The many facets of Crosby Scholars prepare students in the program for whatever post-secondary educational path they choose, said Jason Wenker, Vice Chairman of the Board of Directors. The program requires volunteerism, a commitment to remain drug- and alcohol-free and to participate in academies that include topics, such as interviewing skills workshops, career exploration, goal setting and time management. Several students received scholarships at the breakfast.
“It’s all free,” Wenker said. “Which is why we’re here today.”

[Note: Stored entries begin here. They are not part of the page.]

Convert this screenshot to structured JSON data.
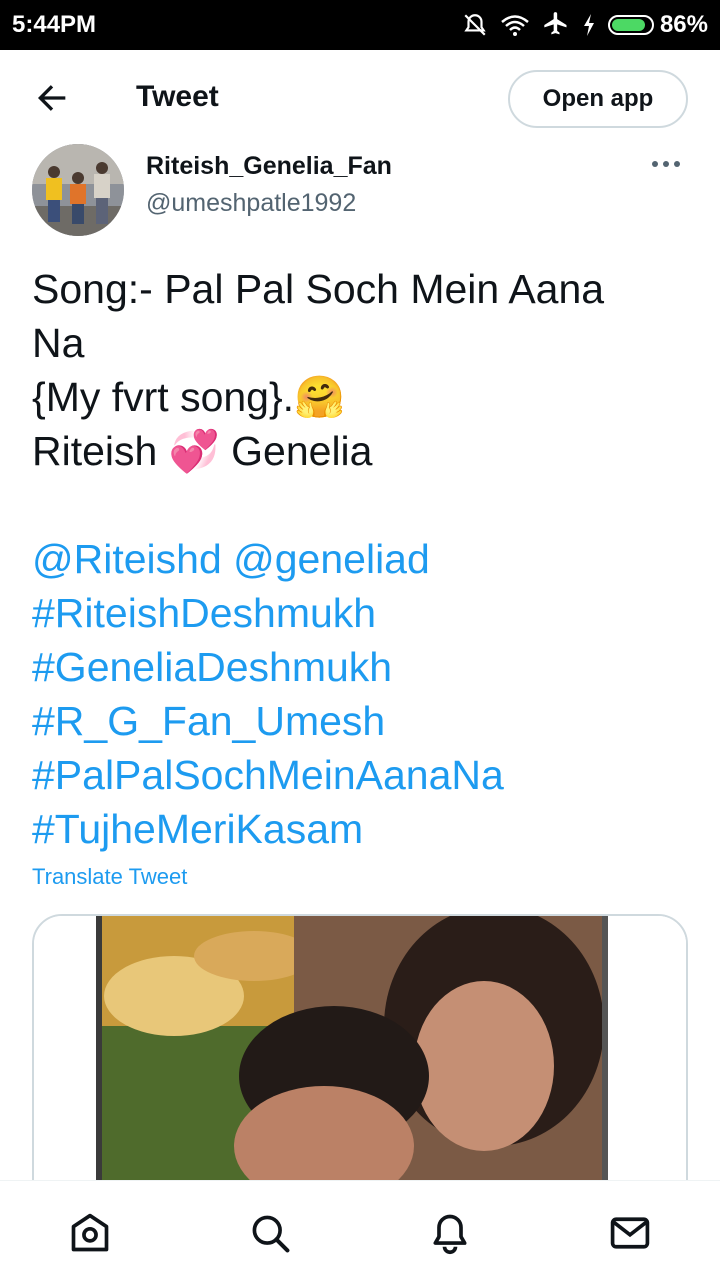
{
  "status_bar": {
    "time": "5:44PM",
    "battery": "86%",
    "battery_level": 0.86,
    "icons": [
      "bell-muted-icon",
      "wifi-icon",
      "airplane-icon",
      "charging-icon",
      "battery-icon"
    ]
  },
  "header": {
    "title": "Tweet",
    "open_app_label": "Open app",
    "back_icon": "back-arrow-icon"
  },
  "author": {
    "name": "Riteish_Genelia_Fan",
    "handle": "@umeshpatle1992"
  },
  "tweet": {
    "lines": [
      "Song:- Pal Pal Soch Mein Aana",
      "Na",
      "{My fvrt song}.🤗",
      "Riteish 💞 Genelia"
    ],
    "links": [
      "@Riteishd @geneliad",
      "#RiteishDeshmukh",
      "#GeneliaDeshmukh",
      "#R_G_Fan_Umesh",
      "#PalPalSochMeinAanaNa",
      "#TujheMeriKasam"
    ],
    "translate_label": "Translate Tweet"
  },
  "bottom_nav": [
    "home-icon",
    "search-icon",
    "notifications-icon",
    "messages-icon"
  ],
  "colors": {
    "link": "#1d9bf0",
    "text": "#0f1419",
    "muted": "#536471"
  }
}
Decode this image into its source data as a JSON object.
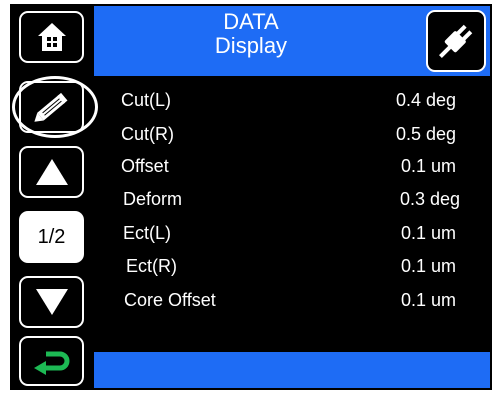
{
  "header": {
    "title_line1": "DATA",
    "title_line2": "Display"
  },
  "sidebar": {
    "home_icon": "home-icon",
    "edit_icon": "pencil-icon",
    "up_icon": "up-arrow-icon",
    "page_indicator": "1/2",
    "down_icon": "down-arrow-icon",
    "return_icon": "return-arrow-icon"
  },
  "plug_icon": "power-plug-icon",
  "rows": [
    {
      "label": "Cut(L)",
      "value": "0.4 deg"
    },
    {
      "label": "Cut(R)",
      "value": "0.5 deg"
    },
    {
      "label": "Offset",
      "value": "0.1 um"
    },
    {
      "label": "Deform",
      "value": "0.3 deg"
    },
    {
      "label": "Ect(L)",
      "value": "0.1 um"
    },
    {
      "label": "Ect(R)",
      "value": "0.1 um"
    },
    {
      "label": "Core Offset",
      "value": "0.1 um"
    }
  ],
  "colors": {
    "accent": "#1e6cf5",
    "background": "#000000",
    "return_icon": "#1db954"
  }
}
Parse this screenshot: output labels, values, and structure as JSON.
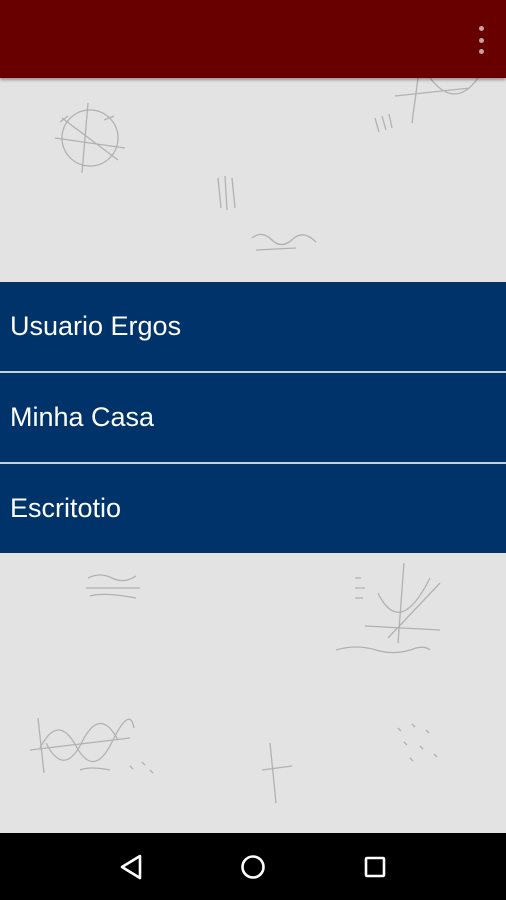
{
  "app_bar": {
    "background_color": "#680000",
    "menu_icon": "overflow-menu-icon"
  },
  "menu_list": {
    "item_color": "#00336a",
    "items": [
      {
        "label": "Usuario Ergos"
      },
      {
        "label": "Minha Casa"
      },
      {
        "label": "Escritotio"
      }
    ]
  },
  "nav_bar": {
    "buttons": [
      "back-icon",
      "home-icon",
      "recents-icon"
    ]
  }
}
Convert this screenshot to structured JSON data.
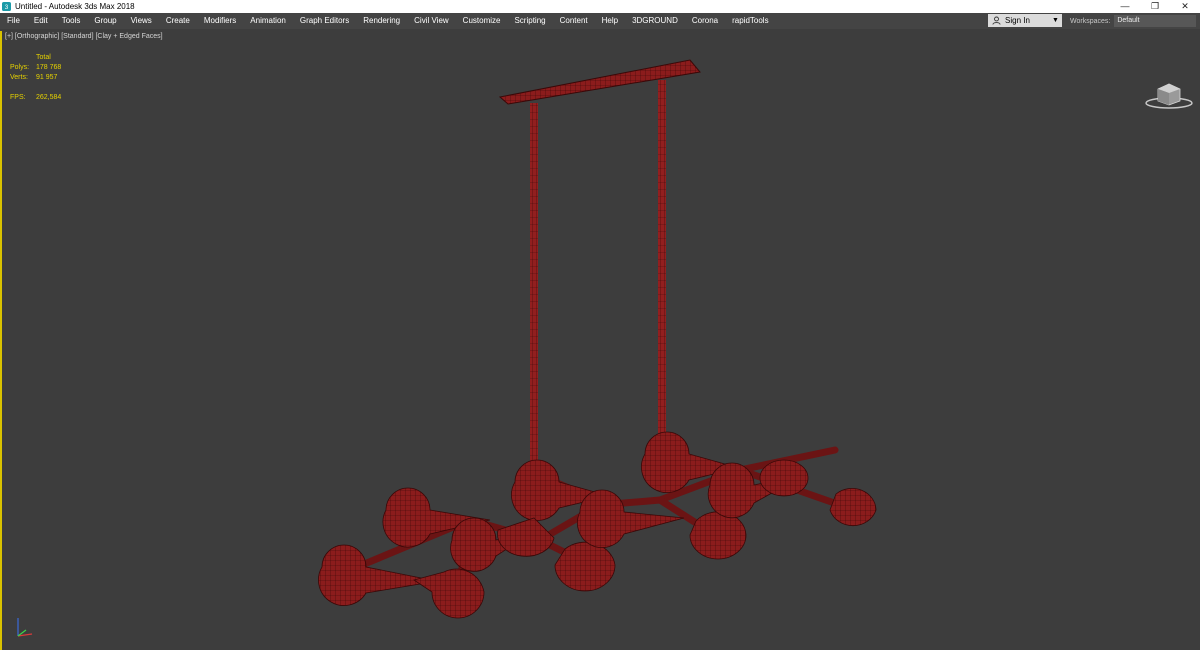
{
  "window": {
    "title": "Untitled - Autodesk 3ds Max 2018",
    "app_icon": "3dsmax-logo-icon",
    "controls": {
      "minimize": "—",
      "restore": "❐",
      "close": "✕"
    }
  },
  "menu": {
    "items": [
      "File",
      "Edit",
      "Tools",
      "Group",
      "Views",
      "Create",
      "Modifiers",
      "Animation",
      "Graph Editors",
      "Rendering",
      "Civil View",
      "Customize",
      "Scripting",
      "Content",
      "Help",
      "3DGROUND",
      "Corona",
      "rapidTools"
    ]
  },
  "account": {
    "sign_in": "Sign In",
    "icon": "user-icon"
  },
  "workspaces": {
    "label": "Workspaces:",
    "value": "Default"
  },
  "viewport": {
    "label": "[+] [Orthographic] [Standard] [Clay + Edged Faces]",
    "stats": {
      "header": "Total",
      "polys_label": "Polys:",
      "polys_value": "178 768",
      "verts_label": "Verts:",
      "verts_value": "91 957",
      "fps_label": "FPS:",
      "fps_value": "262,584"
    }
  },
  "colors": {
    "viewport_bg": "#3d3d3d",
    "model": "#8b1c1c",
    "model_edge": "#3a0808",
    "stats_text": "#e6d200",
    "active_border": "#d9c200"
  }
}
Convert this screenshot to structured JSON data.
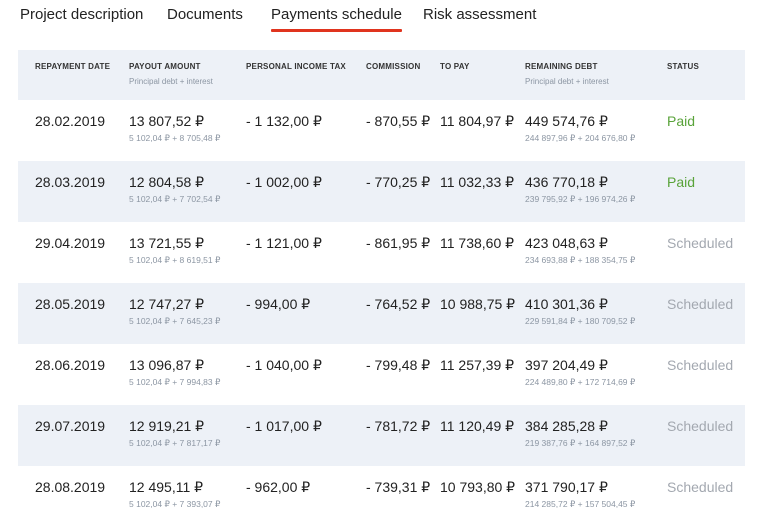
{
  "tabs": [
    {
      "label": "Project description",
      "active": false
    },
    {
      "label": "Documents",
      "active": false
    },
    {
      "label": "Payments schedule",
      "active": true
    },
    {
      "label": "Risk assessment",
      "active": false
    }
  ],
  "colors": {
    "accent": "#e0341e",
    "paid": "#59a33a",
    "scheduled": "#a3a8b0",
    "row_alt": "#edf1f7"
  },
  "table": {
    "headers": {
      "repayment_date": "REPAYMENT DATE",
      "payout_amount": "PAYOUT AMOUNT",
      "payout_amount_sub": "Principal debt + interest",
      "personal_income_tax": "PERSONAL INCOME TAX",
      "commission": "COMMISSION",
      "to_pay": "TO PAY",
      "remaining_debt": "REMAINING DEBT",
      "remaining_debt_sub": "Principal debt + interest",
      "status": "STATUS"
    },
    "rows": [
      {
        "date": "28.02.2019",
        "payout": "13 807,52 ₽",
        "payout_detail": "5 102,04 ₽ + 8 705,48 ₽",
        "tax": "- 1 132,00 ₽",
        "commission": "- 870,55 ₽",
        "to_pay": "11 804,97 ₽",
        "remaining": "449 574,76 ₽",
        "remaining_detail": "244 897,96 ₽ + 204 676,80 ₽",
        "status": "Paid"
      },
      {
        "date": "28.03.2019",
        "payout": "12 804,58 ₽",
        "payout_detail": "5 102,04 ₽ + 7 702,54 ₽",
        "tax": "- 1 002,00 ₽",
        "commission": "- 770,25 ₽",
        "to_pay": "11 032,33 ₽",
        "remaining": "436 770,18 ₽",
        "remaining_detail": "239 795,92 ₽ + 196 974,26 ₽",
        "status": "Paid"
      },
      {
        "date": "29.04.2019",
        "payout": "13 721,55 ₽",
        "payout_detail": "5 102,04 ₽ + 8 619,51 ₽",
        "tax": "- 1 121,00 ₽",
        "commission": "- 861,95 ₽",
        "to_pay": "11 738,60 ₽",
        "remaining": "423 048,63 ₽",
        "remaining_detail": "234 693,88 ₽ + 188 354,75 ₽",
        "status": "Scheduled"
      },
      {
        "date": "28.05.2019",
        "payout": "12 747,27 ₽",
        "payout_detail": "5 102,04 ₽ + 7 645,23 ₽",
        "tax": "- 994,00 ₽",
        "commission": "- 764,52 ₽",
        "to_pay": "10 988,75 ₽",
        "remaining": "410 301,36 ₽",
        "remaining_detail": "229 591,84 ₽ + 180 709,52 ₽",
        "status": "Scheduled"
      },
      {
        "date": "28.06.2019",
        "payout": "13 096,87 ₽",
        "payout_detail": "5 102,04 ₽ + 7 994,83 ₽",
        "tax": "- 1 040,00 ₽",
        "commission": "- 799,48 ₽",
        "to_pay": "11 257,39 ₽",
        "remaining": "397 204,49 ₽",
        "remaining_detail": "224 489,80 ₽ + 172 714,69 ₽",
        "status": "Scheduled"
      },
      {
        "date": "29.07.2019",
        "payout": "12 919,21 ₽",
        "payout_detail": "5 102,04 ₽ + 7 817,17 ₽",
        "tax": "- 1 017,00 ₽",
        "commission": "- 781,72 ₽",
        "to_pay": "11 120,49 ₽",
        "remaining": "384 285,28 ₽",
        "remaining_detail": "219 387,76 ₽ + 164 897,52 ₽",
        "status": "Scheduled"
      },
      {
        "date": "28.08.2019",
        "payout": "12 495,11 ₽",
        "payout_detail": "5 102,04 ₽ + 7 393,07 ₽",
        "tax": "- 962,00 ₽",
        "commission": "- 739,31 ₽",
        "to_pay": "10 793,80 ₽",
        "remaining": "371 790,17 ₽",
        "remaining_detail": "214 285,72 ₽ + 157 504,45 ₽",
        "status": "Scheduled"
      }
    ]
  }
}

Crosby Scholars has served more than 34,000 students in 27 years, and this year graduated 1,010 seniors. Crosby Scholars awarded more than $64 million in need-based Last Dollar Grants for the 2018-2019 school year.
“Literally thousands and thousands of young people have been impacted by this program,” Winston-Salem Mayor Allen Joines said. “Kathryn was totally responsible for bringing Crosby here.”
Crosby said she was grateful to find a community to embrace The CROSBY and the family’s commitment to philanthropy, and she believes the Crosby Scholars Program’s requirement for community service is important.
“I think you’ve got to dream really big because nothing can stop you,” she told the seniors. “The community loves you, and I love you, too.”